The SAF crest was slightly crooked, a visual sign of how well the absorption of the Theban space force into the Septhian military was going. Which was to say that it was a never-ending series of pissing matches. Rika was amazed at how much resistance the Thebans were putting up, when the Septhians had come to their aid against the Nietzscheans in the battle for the Albany System less than a six months ago.
Maybe it was because she’d never had any to begin with, but nationalistic pride meant very little to Rika. The opportunity to kill Niets, on the other hand…now that was something she could rally behind.
What Rika wanted to know more than anything else was whether or not the Nietzscheans were behind this attack.
Unfortunately, the locals had arrived before she’d had a chance to do more than try to get a name from one of the nine enemies they’d captured.
“Can you more clearly define, ‘keeping me informed’?” Rika asked. “Who will my liaison be? Will I be able to at least observe the interrogations? Can we gain access to what you learn about the origin of their equipment?”
“I’m sorry, I don’t know the answers to those questions.

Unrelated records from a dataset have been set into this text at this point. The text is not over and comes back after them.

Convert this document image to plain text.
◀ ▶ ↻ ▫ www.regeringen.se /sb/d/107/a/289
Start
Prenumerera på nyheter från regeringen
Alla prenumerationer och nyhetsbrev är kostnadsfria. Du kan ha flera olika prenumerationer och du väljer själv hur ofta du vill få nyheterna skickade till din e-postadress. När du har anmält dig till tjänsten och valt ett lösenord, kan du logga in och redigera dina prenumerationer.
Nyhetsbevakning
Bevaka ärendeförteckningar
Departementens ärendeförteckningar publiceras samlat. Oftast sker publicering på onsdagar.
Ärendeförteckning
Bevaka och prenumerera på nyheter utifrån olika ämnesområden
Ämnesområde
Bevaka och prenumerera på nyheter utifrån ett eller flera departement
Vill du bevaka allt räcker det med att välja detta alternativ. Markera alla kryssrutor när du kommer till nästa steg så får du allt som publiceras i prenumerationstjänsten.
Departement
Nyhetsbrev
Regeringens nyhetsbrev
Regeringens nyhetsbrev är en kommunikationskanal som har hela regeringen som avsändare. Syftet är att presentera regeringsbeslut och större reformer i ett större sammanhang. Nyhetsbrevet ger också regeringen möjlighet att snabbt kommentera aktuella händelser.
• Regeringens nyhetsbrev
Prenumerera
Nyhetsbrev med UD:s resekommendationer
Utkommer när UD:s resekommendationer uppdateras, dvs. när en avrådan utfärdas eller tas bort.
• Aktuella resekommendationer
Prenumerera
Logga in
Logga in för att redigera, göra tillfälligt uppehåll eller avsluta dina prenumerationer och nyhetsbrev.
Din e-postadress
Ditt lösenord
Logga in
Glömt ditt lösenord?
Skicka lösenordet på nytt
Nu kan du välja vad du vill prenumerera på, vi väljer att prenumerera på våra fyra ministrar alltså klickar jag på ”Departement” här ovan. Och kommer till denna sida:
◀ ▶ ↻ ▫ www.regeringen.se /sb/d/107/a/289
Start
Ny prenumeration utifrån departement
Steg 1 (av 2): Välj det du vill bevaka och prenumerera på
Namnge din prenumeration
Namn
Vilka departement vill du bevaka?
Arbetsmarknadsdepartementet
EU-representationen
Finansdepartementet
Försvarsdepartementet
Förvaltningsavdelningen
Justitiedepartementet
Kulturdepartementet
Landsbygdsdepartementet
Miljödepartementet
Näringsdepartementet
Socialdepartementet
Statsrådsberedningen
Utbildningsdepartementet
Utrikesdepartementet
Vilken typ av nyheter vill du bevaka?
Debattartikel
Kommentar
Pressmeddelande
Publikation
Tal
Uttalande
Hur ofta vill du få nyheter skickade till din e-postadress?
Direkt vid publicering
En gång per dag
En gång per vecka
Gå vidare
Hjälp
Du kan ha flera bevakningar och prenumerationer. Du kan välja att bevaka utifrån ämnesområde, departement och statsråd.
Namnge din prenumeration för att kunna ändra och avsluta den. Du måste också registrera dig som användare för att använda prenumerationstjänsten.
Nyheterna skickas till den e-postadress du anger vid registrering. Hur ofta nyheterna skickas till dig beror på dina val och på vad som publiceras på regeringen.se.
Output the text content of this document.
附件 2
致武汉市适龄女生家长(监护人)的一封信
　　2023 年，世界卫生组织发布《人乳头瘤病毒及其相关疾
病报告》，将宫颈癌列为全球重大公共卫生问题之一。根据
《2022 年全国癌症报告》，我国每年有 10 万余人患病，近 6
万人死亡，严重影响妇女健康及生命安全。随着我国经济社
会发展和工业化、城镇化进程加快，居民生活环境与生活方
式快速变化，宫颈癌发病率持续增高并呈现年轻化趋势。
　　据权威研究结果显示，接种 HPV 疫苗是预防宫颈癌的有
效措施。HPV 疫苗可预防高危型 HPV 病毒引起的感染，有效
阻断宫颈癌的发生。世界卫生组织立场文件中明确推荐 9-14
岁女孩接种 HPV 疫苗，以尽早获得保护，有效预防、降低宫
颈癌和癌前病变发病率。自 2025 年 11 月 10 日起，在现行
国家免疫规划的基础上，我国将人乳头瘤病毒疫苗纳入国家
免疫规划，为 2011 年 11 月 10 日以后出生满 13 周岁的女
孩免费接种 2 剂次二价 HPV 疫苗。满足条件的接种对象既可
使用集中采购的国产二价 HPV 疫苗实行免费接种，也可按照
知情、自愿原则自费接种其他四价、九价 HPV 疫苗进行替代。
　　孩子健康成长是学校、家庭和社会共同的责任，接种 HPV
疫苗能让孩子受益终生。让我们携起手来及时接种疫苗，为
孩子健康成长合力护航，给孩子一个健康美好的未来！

Your standard SAF liaison, Major Jeremy, will have those answers once command determines how we’ll proceed.”
Rika pulled off her helmet and stared into the woman’s eyes. “Major Dala. We’re both just trying to do our jobs here. My job is to train up a force of mechs who will aid in the defense of this star system and elsewhere in Septhia. They’re going to bleed and die for your people—stars, I suspect we already have. We deserve to know who hit us.”
Dala didn’t even flinch as Rika spoke. Her fuchsia eyes met Rika’s blue ones, and she shrugged. “It’s not my call, Captain Rika.”
“Seriously?” Rika growled. “That’s how you want to play this? We’re—”
“We’re nothing alike,” Major Dala interrupted. “I’m a Theban patriot, you’re a mercenary. You kill for money.”
Rika snorted and raised an eyebrow as she gazed down at the Major. “Oh, and you don’t take pay? You live off the kindness of those you serve? Or maybe you’re a slave.” She lowered her voice and took a step toward the major. “Do you know what it’s like to be a slave? To be forced to kill? I don’t seem to recall the Genevian government ever giving me so much as a stipend back then. I suppose that must be the epitome of honor to you.”